EEG records the brain's electrical activity close to the scalp. Traditionally,
it has been used to monitor for epilepsy, and to diagnose coma, encephalopathies,
and brain death. EEG is still often used as a first-line method to diagnose
tumors, stroke and other focal brain disorders.
“EEG is an inexpensive, non-invasive technique widely available in smaller hospitals and in community laboratories,” explains Dr. MacCrimmon. “Also, EEG readings take only 20 to 30 minutes of a patient’s time, with no preparation required, so pose minimal inconvenience.”

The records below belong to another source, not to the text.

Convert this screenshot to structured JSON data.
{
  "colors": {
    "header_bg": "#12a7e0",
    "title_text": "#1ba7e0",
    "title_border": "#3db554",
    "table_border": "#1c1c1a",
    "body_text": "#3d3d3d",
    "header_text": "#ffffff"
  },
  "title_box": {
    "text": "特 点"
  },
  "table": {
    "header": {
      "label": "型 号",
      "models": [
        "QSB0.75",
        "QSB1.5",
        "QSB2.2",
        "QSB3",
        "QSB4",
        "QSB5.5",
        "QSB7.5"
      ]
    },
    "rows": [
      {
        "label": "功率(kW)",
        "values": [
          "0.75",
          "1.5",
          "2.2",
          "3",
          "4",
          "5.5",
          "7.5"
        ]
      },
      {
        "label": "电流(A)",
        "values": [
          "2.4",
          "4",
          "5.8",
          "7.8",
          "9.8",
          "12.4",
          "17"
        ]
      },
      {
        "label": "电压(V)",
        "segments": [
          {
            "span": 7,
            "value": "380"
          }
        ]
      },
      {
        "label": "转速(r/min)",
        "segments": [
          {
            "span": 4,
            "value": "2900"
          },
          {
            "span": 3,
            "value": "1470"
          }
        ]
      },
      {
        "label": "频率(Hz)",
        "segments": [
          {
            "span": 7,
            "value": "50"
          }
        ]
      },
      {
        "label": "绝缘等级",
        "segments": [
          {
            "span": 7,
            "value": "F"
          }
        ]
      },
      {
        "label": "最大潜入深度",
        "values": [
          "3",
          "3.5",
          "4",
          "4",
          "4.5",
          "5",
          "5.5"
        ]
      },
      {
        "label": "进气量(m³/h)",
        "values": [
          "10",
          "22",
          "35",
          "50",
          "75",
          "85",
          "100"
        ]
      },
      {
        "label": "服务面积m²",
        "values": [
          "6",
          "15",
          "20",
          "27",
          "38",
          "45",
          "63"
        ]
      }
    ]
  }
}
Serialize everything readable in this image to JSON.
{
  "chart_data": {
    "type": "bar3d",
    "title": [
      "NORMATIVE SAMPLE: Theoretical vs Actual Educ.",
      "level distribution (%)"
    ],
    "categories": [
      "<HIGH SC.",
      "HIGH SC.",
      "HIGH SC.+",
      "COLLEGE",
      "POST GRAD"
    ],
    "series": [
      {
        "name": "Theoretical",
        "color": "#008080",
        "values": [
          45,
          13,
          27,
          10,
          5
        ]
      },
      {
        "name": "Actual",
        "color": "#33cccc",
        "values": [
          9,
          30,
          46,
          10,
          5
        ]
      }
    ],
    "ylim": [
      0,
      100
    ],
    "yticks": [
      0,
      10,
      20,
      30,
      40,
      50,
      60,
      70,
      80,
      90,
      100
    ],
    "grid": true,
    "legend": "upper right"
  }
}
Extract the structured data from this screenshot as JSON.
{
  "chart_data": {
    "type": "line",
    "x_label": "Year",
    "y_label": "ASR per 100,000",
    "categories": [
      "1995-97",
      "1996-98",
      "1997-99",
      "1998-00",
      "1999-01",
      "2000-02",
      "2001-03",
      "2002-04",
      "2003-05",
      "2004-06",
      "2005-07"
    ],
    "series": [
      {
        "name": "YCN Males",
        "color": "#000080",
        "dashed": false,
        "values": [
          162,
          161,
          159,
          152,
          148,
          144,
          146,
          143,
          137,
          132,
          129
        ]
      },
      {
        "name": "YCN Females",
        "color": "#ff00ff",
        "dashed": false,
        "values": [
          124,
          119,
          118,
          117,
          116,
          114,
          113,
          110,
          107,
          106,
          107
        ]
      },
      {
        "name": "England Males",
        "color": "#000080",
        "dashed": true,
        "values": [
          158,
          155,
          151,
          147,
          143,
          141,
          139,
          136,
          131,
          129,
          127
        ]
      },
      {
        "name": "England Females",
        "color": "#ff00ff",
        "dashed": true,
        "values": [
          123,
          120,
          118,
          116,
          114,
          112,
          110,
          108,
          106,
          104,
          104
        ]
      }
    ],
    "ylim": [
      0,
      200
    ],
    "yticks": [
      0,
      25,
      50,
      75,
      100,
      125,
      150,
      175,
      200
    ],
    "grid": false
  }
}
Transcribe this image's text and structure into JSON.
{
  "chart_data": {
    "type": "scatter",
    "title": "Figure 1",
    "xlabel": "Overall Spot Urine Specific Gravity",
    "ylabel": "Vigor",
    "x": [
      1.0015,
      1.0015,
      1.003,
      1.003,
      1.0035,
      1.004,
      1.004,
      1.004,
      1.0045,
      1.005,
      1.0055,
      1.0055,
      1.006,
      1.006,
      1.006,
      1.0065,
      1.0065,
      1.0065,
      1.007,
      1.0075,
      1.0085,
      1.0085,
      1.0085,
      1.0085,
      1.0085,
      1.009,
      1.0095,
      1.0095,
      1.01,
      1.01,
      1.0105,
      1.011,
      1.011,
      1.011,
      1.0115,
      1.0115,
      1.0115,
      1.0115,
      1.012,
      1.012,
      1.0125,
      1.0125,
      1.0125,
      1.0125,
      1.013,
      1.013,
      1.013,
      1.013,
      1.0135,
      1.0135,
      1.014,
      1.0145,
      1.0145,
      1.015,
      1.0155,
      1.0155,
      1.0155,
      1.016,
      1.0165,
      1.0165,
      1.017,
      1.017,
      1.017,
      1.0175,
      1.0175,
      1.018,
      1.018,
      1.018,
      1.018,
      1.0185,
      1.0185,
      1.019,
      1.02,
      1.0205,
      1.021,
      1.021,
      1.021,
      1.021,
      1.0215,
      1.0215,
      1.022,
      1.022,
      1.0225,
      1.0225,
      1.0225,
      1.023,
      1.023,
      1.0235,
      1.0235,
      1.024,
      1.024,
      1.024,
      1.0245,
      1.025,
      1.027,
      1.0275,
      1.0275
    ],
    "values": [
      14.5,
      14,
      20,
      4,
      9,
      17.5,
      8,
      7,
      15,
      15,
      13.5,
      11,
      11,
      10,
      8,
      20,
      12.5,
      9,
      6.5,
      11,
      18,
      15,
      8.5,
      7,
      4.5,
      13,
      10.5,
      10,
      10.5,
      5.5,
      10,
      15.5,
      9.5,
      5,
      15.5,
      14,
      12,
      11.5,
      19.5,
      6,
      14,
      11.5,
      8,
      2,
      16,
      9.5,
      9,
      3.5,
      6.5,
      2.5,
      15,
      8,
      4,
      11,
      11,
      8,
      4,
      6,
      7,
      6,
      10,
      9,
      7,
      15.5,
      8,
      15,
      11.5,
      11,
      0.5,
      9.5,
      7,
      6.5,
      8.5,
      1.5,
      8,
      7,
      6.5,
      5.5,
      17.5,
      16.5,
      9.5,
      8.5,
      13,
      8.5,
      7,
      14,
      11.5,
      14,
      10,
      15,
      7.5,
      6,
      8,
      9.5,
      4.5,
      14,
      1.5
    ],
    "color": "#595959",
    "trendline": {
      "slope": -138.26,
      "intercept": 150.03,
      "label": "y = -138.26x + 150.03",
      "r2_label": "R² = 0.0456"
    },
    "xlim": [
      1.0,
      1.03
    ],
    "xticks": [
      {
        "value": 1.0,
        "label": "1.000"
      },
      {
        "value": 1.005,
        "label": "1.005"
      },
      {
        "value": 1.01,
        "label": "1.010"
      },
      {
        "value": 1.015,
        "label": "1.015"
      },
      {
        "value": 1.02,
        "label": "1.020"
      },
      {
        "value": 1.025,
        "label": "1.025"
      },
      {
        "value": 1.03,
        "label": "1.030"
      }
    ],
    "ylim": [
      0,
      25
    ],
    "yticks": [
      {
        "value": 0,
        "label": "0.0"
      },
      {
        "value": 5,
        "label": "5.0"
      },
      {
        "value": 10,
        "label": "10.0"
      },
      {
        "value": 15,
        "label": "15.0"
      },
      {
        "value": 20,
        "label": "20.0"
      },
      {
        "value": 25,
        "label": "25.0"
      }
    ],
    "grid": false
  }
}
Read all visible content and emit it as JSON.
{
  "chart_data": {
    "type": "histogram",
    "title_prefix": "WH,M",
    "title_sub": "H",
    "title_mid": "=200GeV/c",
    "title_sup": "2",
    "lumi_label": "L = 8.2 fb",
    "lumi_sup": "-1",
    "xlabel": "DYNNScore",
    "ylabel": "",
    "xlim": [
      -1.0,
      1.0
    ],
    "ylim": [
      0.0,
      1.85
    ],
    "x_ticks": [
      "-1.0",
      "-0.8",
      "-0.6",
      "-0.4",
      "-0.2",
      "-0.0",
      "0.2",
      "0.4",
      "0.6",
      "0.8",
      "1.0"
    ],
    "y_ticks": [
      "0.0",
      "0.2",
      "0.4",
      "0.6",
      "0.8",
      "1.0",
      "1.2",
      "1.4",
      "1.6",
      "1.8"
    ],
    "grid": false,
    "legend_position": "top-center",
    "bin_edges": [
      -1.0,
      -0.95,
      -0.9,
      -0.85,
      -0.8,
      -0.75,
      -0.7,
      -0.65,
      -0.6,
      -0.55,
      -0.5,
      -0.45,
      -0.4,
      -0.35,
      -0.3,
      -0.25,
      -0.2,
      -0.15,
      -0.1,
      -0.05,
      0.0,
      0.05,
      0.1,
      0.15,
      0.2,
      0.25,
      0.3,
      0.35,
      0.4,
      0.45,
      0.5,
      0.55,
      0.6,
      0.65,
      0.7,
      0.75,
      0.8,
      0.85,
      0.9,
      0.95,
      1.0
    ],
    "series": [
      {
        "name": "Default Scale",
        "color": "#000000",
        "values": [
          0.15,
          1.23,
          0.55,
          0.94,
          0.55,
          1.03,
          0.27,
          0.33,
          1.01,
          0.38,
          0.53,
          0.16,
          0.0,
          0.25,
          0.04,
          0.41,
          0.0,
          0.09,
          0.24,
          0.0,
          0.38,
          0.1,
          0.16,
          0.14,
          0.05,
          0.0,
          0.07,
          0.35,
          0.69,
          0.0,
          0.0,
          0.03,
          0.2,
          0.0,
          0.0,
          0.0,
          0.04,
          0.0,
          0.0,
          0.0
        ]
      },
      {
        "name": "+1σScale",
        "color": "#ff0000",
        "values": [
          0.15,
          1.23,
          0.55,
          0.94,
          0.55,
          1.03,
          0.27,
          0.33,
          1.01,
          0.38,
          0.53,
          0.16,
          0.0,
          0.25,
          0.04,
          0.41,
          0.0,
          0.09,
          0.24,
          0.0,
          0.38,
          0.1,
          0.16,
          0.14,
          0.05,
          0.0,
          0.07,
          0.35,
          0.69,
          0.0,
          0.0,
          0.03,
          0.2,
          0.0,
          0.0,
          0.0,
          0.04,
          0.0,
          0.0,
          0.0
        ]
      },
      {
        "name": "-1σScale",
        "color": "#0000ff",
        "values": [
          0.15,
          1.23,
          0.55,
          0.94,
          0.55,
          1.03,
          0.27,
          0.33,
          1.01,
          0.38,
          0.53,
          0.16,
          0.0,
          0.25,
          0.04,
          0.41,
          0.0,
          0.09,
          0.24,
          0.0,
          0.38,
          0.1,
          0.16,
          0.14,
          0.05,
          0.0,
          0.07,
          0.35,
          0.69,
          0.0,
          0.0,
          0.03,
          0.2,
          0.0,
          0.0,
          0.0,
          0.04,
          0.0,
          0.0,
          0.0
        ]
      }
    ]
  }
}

Funding for the research was provided in part by The Magstim Company
Ltd., a developer and manufacturer of medical and research devices
for the neurological and surgical fields. The company is based
in Wales, U.K.
The researchers now plan to test their findings on a larger sample group. They
have successfully demonstrated the application of machine learning methods for
analyzing EEG signals to predict the response to various treatments available
for patients with other psychiatric conditions, specifically major depression. They
have also demonstrated the effectiveness of machine learning methods as a diagnostic
tool for distinguishing various forms of psychiatric illness. It
may also be possible to incorporate a range of other clinical and laboratory
data such as personality inventory scores, personal and demographic information
and treatment history to improve performance.